Но вы уже не слушаете меня, вы перелистываете Вульгату. И вы совершенно правы. Там есть все: страсти и характеры, легкая, как воздух, поэзия и тяжкое, беспробудное пьянство, дерзновенный бунт, жалкие селедки, даже четки в руках Верлена, о которых Рембо сказал удивительно точно: «четки с присосками». Сияющий танец, с которого все началось, который они станцевали за закрытыми ставнями в сентябре, он тоже там есть — но эту тему Вульгата напрямую не затрагивает, ограничиваясь осторожными намеками.

Такова Вульгата, она безукоризненна — в полном смысле этого слова. Тут и спорить нечего. Однако споры не утихают, и касаются они этого самого танца: предпочитал ли Рембо мужчин, или интересовался представителями обоего пола, лишь бы они его заводили; хотелось ли ему пощупать тень Капитана или же скудную плоть Витали Кюиф; мы этого не знаем. Скорее всего, для великого, магического двенадцатисложника, который в Лондоне сначала хочет умереть и почти угасает, а потом снова набирает силу и в этих метаниях бьется, как сердце, — для поэзии этот спор не имеет значения.

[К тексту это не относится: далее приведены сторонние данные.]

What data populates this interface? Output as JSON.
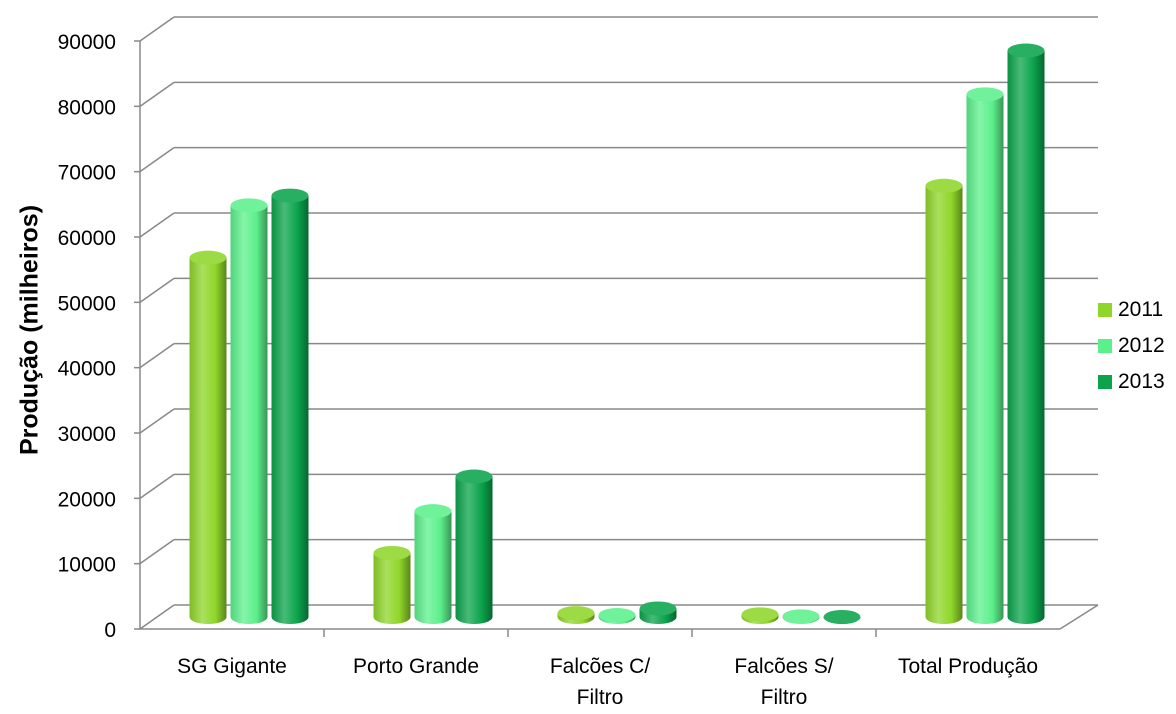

Вульгата безупречна, и как раз в этой своей части, где рассказывается о Лондоне и Брюсселе, о мучительной любви, о шестизаряднике, она прекраснее, чем где-либо еще; но она не рассказывает, каким образом семнадцатилетний Рембо за эти несколько месяцев с точки зрения поэзии постарел так, словно одним махом написал «Легенду веков» (которая осталась незавершенной), «Цветы Зла» (которые были завершены) и «Божественную комедию» — такую, какой ее можно было бы написать в эпоху жесткого капитализма, в девятом кругу Ада, в распоследнем свинарнике, в когтях самого Капитала. Об этом мы ничего не знаем. Насчет Ваала, насчет близости двух поэтов, насчет письменного стола в Камден-Тауне — тут можно не сомневаться; равно как и насчет более трогательных моментов, которые нас умиляют: их молодости, неугомонного щенячьего озорства и щенячьей привычки точить зубы обо все, что попадется, волос — у одного они выпадали целыми прядями, а у другого были длиннее, чем у бунтарей 1830 года, их светлых надежд, любви к шуткам, которая не оставляла их никогда, даже под молотом Ваала, даже позднее, после всех самоубийств. Эти приятности позволяют нам не читать стихи, ибо читать их не может никто — кроме тех, кто думает, будто это некий шифр, но надо ли называть такое занятие полноценным чтением? Мы романтичные мерзавцы. Нет, мы не читаем — говоря так, я имею в виду и себя тоже. Мы, умные головы в шелковых шапочках, пишем собственное стихотворение, каждый по-своему, как некогда это делали другие, вышивая по великолепной канве, которую предоставляют Троя и Греция. Это наше стихотворение, а стихи Рембо остаются спрятанными внутри него, словно некое необходимое, но тайное условие его существования: наше стихотворение заняло столько места, что иногда, открыв маленькую книжку, в которой покоятся произведения Артюра Рембо, мы удивляемся: неужели они и правда существуют? Мы давно забыли про них. Мы снова просматриваем эти стихи, торопливо, ничего не воспринимая, испуганно, точно крошка-муравей, который, не обращая внимания на строчки, ползет наискосок по странице книги, лежащей рядом с нами на земле, в саду.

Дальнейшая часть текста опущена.